With a similar process going on for many semi-skilled and skilled workers around the world, it is understandable that seeing your skills undercut this way is disconcerting. However, protecting some types of workers from technological change comes with a much larger cost – the loss of income for both consumers (who could have purchased goods more cheaply) and the workers who would work with the machines. This is exactly what history has shown us. In so far as it is this type of technological change taking place, as a society we should be looking to help people retrain – rather than standing in the way of change.

But what about low skilled workers? One of the concerns is that even with current technology robots can essentially work for an implied wage of $4 an hour achieving many of the same tasks that a low skilled worker can achieve. If robots could do all unskilled work for $4 an hour, where does that leave our hypothetical low skilled worker?

Even in the extreme case, where there are a set of people who could never have the skills to be gainfully employed due to the arrival of robots, the answer here is not to stand in the way of the technological improvement. The key question to ask is how does the individual live in a society where the “reservation job” now pays a lot less?

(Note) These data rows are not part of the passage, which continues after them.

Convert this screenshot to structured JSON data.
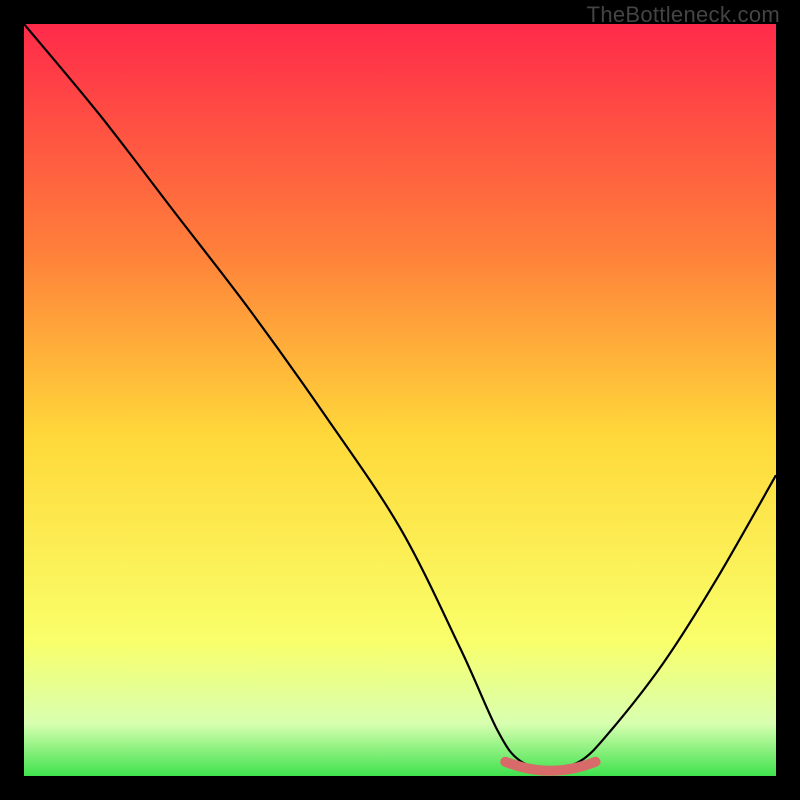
{
  "watermark": "TheBottleneck.com",
  "chart_data": {
    "type": "line",
    "title": "",
    "xlabel": "",
    "ylabel": "",
    "xlim": [
      0,
      100
    ],
    "ylim": [
      0,
      100
    ],
    "background_gradient": {
      "top": "#ff2a4a",
      "mid1": "#ff7f3a",
      "mid2": "#ffd93a",
      "mid3": "#f9ff6a",
      "bottom": "#3fe24d"
    },
    "curve": {
      "description": "V-shaped bottleneck curve, minimum near x≈70",
      "points": [
        {
          "x": 0,
          "y": 100
        },
        {
          "x": 10,
          "y": 88
        },
        {
          "x": 20,
          "y": 75
        },
        {
          "x": 30,
          "y": 62
        },
        {
          "x": 40,
          "y": 48
        },
        {
          "x": 50,
          "y": 33
        },
        {
          "x": 58,
          "y": 17
        },
        {
          "x": 63,
          "y": 6
        },
        {
          "x": 66,
          "y": 2
        },
        {
          "x": 70,
          "y": 1
        },
        {
          "x": 74,
          "y": 2
        },
        {
          "x": 78,
          "y": 6
        },
        {
          "x": 85,
          "y": 15
        },
        {
          "x": 92,
          "y": 26
        },
        {
          "x": 100,
          "y": 40
        }
      ]
    },
    "optimal_marker": {
      "description": "short salmon/red segment at the curve minimum",
      "x_start": 64,
      "x_end": 76,
      "y": 1.5,
      "color": "#d86a6a"
    }
  }
}
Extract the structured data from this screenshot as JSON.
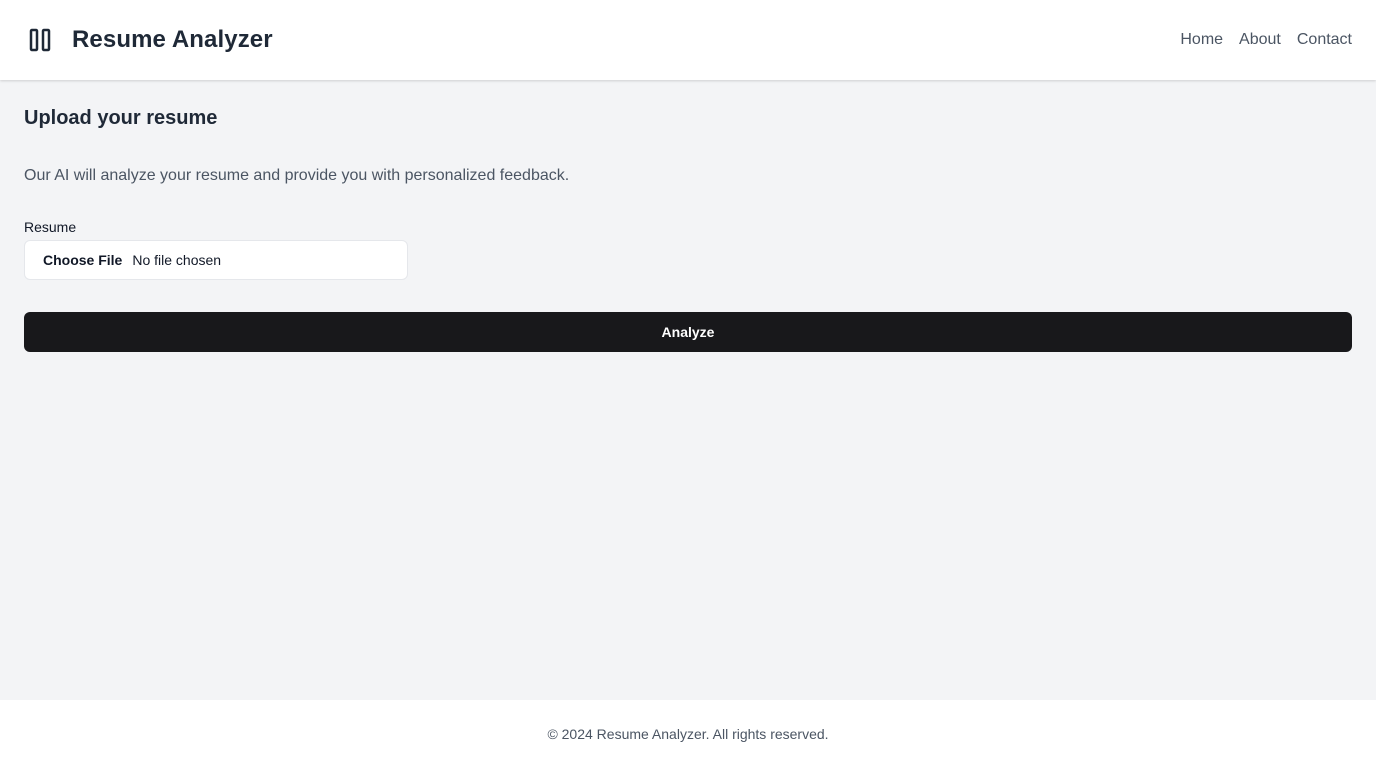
{
  "header": {
    "logo_icon": "columns-icon",
    "title": "Resume Analyzer",
    "nav": [
      {
        "label": "Home"
      },
      {
        "label": "About"
      },
      {
        "label": "Contact"
      }
    ]
  },
  "main": {
    "title": "Upload your resume",
    "description": "Our AI will analyze your resume and provide you with personalized feedback.",
    "resume_field": {
      "label": "Resume",
      "button_label": "Choose File",
      "status": "No file chosen"
    },
    "analyze_label": "Analyze"
  },
  "footer": {
    "text": "© 2024 Resume Analyzer. All rights reserved."
  },
  "colors": {
    "background": "#f3f4f6",
    "surface": "#ffffff",
    "primary_button": "#18181b",
    "text_primary": "#1f2937",
    "text_secondary": "#4b5563"
  }
}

The simple answer seems to be that we allow people in this situation the opportunity to increase their skills, and where they can’t redistribute some of the gains from mechanisation to these people in the form of an income payment – where the income payment represents the fact that the “reservation job” that previously gave an individual a certain standard of living no longer exists.

The existence of an unemployment benefit, the existence of student loans, and the subsidisation of education are clear and consistent methods that society has already taken on board to deal with the possibility of the increasing mechanisation of low skilled work – and it is this these types of solutions that are appropriate moving forward, not an arbitrary call to stand in the way of technological innovation.

As a result, the rise of the robots is not something to fear, as long as society and the government that represents it are conscious of the changes that are occurring – and that they provide a security net for those who may otherwise lose out.